Wie sich der Trend von einem einzelnen Rezept unterscheidet
Anders als ein einzelnes, von einer bestimmten Konditorei erfundenes Rezept beschreibt der Matcha-Yuzu-Trend eine Aromenkombination, die von mehreren unabhängigen Fachquellen aus der Hochzeitsbranche gleichzeitig als aufkommender Geschmackstrend für 2026 genannt wird, ohne dass eine einzelne Bäckerei oder ein einzelnes Unternehmen als Urheberin auftritt. Das unterscheidet dieses Thema von den stärker markengebundenen Aktionen in diesem Themenpaket, etwa der Kooperation zwischen Jade Leaf und Milk Bar zum National Matcha Day, bei der eine konkrete, benannte Zusammenarbeit zwischen zwei Unternehmen im Mittelpunkt steht. Beim Hochzeitstorten-Trend handelt es sich stattdessen um eine allgemeine Geschmacksrichtung, die einzelne Konditoreien und Bäckereien jeweils eigenständig und in eigener Rezeptur umsetzen, wenn Kundinnen und Kunden danach fragen.
Matcha für die eigene Hochzeitstorte
Wer Matcha selbst zum Backen verwenden möchte, sollte auf ein Pulver achten, das sich für die Küche eignet, statt gezielt auf die feinste, teurere zeremonielle Qualität zu setzen, die eher für die klassische Teezubereitung gedacht ist.

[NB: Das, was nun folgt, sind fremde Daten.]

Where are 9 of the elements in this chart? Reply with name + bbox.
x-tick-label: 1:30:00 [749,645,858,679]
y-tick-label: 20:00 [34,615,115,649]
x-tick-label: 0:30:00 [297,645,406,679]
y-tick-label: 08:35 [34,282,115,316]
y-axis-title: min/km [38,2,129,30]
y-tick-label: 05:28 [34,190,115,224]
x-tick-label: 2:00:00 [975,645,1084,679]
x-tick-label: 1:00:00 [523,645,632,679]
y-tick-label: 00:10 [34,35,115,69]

Unsere 30-Gramm-Dose kostet 25,00 Euro, das entspricht einem Grundpreis von 833,33 Euro je Kilogramm, und lässt sich für Biskuitböden, Cremes oder Glasuren verwenden, auch für erste Testläufe vor der eigentlichen Hochzeit. Unser Sortiment ist dabei auf die eigene Zubereitung zuhause ausgerichtet – für die fertige, mehrstöckige Hochzeitstorte selbst bleibt weiterhin die Konditorei oder Bäckerei der eigenen Wahl zuständig, die das Rezept professionell umsetzt.
Dieser Artikel dient der allgemeinen Information und stellt keine medizinische Beratung dar.